One could say that contemporary art is searching for new alphabets, that none of the existing ones are adequate for directly expressing the word, or the silence of our times; the lead soldering of these compositions by Mario De Leo indeed communicate the immediate sensation of being a script; punctuation or Morse code or perhaps signs of musical rigour, notes of an unknown music. Gleaming points, ever projected in a vertical tensions, fan out in an alternation of rhythms and pauses in which the silence is no less important than the sound. The streamlined cone that is actually created in the space of the work has for the artist the role of a probe in the process of capturing sounds and words that perhaps wander the cosmos; at times directed towards the depths, to give three dimensionality to a surface that is otherwise flat, embellished by refined or even precious colours, the cone, in its elegance, well suits the poor and technological materials: with the lead and the torn cardboard, almost as if excavated, revealing underlying layers of coarse material. Here too in this cycle of Punti Ascensionali, De Leo again returns, at times only allusively, to printed circuits, as ever inexhaustible source of inspiration for the work of an artist, objects of modernity perhaps already things of the past, already sinking into the realm of industrial archaeology.

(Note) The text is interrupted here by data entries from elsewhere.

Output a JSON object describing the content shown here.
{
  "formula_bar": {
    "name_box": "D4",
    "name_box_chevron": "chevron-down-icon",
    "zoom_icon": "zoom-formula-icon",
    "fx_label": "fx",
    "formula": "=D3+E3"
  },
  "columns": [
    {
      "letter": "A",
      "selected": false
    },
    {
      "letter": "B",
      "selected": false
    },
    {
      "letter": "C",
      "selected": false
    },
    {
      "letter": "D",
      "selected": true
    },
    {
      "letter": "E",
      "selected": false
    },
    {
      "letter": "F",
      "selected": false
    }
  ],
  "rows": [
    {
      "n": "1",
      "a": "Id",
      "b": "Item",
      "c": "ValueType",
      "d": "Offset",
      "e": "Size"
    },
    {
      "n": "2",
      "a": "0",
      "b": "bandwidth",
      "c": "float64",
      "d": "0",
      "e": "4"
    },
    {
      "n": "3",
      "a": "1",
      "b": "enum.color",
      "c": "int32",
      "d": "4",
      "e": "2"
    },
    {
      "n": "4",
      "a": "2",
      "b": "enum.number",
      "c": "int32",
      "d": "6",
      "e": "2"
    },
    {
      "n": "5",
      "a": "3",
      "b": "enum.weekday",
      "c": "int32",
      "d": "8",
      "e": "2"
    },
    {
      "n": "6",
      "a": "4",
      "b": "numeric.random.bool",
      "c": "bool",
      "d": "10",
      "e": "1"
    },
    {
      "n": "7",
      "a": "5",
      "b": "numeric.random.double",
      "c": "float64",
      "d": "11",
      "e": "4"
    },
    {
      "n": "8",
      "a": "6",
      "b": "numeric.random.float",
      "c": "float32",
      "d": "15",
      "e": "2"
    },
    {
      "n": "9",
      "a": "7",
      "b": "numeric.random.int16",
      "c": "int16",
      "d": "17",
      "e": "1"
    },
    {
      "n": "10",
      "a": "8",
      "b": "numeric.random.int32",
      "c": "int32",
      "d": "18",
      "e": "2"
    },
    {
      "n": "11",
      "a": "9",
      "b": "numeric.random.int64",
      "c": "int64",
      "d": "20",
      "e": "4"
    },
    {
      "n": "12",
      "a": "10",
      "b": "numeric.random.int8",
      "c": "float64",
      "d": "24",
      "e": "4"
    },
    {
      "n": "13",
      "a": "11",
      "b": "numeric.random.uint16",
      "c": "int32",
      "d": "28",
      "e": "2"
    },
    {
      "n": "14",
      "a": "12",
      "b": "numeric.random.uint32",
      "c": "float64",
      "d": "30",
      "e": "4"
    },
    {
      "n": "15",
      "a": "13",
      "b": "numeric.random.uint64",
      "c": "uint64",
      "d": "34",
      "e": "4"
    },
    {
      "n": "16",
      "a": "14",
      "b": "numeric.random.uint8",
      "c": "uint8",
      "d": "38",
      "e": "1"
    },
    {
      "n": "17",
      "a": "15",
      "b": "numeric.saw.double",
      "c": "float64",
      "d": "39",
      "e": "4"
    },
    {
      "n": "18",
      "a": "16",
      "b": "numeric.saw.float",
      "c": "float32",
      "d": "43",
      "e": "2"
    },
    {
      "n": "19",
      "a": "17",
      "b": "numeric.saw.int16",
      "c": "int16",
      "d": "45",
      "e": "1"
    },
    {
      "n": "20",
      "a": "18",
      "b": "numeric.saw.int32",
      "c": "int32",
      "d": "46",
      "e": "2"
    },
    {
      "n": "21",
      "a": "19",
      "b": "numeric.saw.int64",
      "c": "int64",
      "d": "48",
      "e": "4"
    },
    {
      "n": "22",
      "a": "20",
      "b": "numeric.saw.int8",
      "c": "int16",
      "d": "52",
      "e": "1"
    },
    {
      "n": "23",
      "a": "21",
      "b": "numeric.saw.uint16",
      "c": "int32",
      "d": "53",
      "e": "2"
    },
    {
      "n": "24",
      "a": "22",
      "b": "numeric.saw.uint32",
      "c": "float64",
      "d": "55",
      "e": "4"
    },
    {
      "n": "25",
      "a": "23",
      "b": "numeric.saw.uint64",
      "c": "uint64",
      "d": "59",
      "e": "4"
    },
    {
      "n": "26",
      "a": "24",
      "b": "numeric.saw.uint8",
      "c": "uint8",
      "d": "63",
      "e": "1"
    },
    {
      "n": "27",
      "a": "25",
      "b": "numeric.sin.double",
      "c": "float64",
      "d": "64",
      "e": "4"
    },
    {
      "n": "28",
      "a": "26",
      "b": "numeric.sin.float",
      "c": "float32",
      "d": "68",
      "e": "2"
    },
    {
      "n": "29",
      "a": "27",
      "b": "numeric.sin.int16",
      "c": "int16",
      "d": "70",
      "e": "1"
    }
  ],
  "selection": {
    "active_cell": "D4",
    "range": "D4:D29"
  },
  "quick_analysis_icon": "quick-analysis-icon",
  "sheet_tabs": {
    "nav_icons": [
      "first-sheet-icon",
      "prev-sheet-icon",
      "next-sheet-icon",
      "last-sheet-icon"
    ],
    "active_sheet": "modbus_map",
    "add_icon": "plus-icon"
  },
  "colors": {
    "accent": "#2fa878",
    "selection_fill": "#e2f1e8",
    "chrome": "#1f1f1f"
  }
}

It appears that the artist wishes to find a point of reconciliation between tradition and the avante garde, that in his work takes on a double attempt of recovery: to save elements of ancient painting, the secrets of a painting skill that today risk being forgotten, while giving life and sense to the materials produced and then jettisoned by industrial civilisation. In their essentiality, these compositions are the synthesis of demands that are apparent opposites: blendings of poetry and technology, riches and poverty, of sounds and silence; the luminosity of gold, light blue and pink, the soft purity of white, that evokes limitless spatiality, encounter with coarse materials, with objects created with utilitarian intent and certainly not for decoration. Different components concur in De Leo’s artistic discourse, in his painting that also participates in the nature of relief: some associated with his Pugliese origins – the Byzantine spirituality and Germanic rigour, the sense of decoration that in the said period often features in the art of southern Italy -, others related to his cultural background, that took place in the field of informal art; from whence springs his constant work on the sign and on the material, and in particular his love for the work of Lucio Fontana, investigated and re-evoked in its most important aspects.
The circuits, objects in themselves indecipherable, that though appear undoubtedly constructed following an absolute, rigorous need, the mysterious and inevitable traces of the threads, the pattern of the points, have become a recurrent them, a leitmotif of De Leo’s work, that all the same in time have taken on aspects that are notably different at least if one limits oneself to a superficial observation. The magic of art, the alchemy the formula of which is still unknown to all, even to the artist who is working the same, is born out of the work of delving and assembling, of pitting oneself up against or plying the material, but is also created out of the spontaneity of play, with the naturalness of he who is capable of weaving a spell while at the same time spellbound, of he who still knows how to dream, to sweep across that cosmos that is our true home, in that solitude where song can expand freely, purifying and almost distilling the materiality of the world.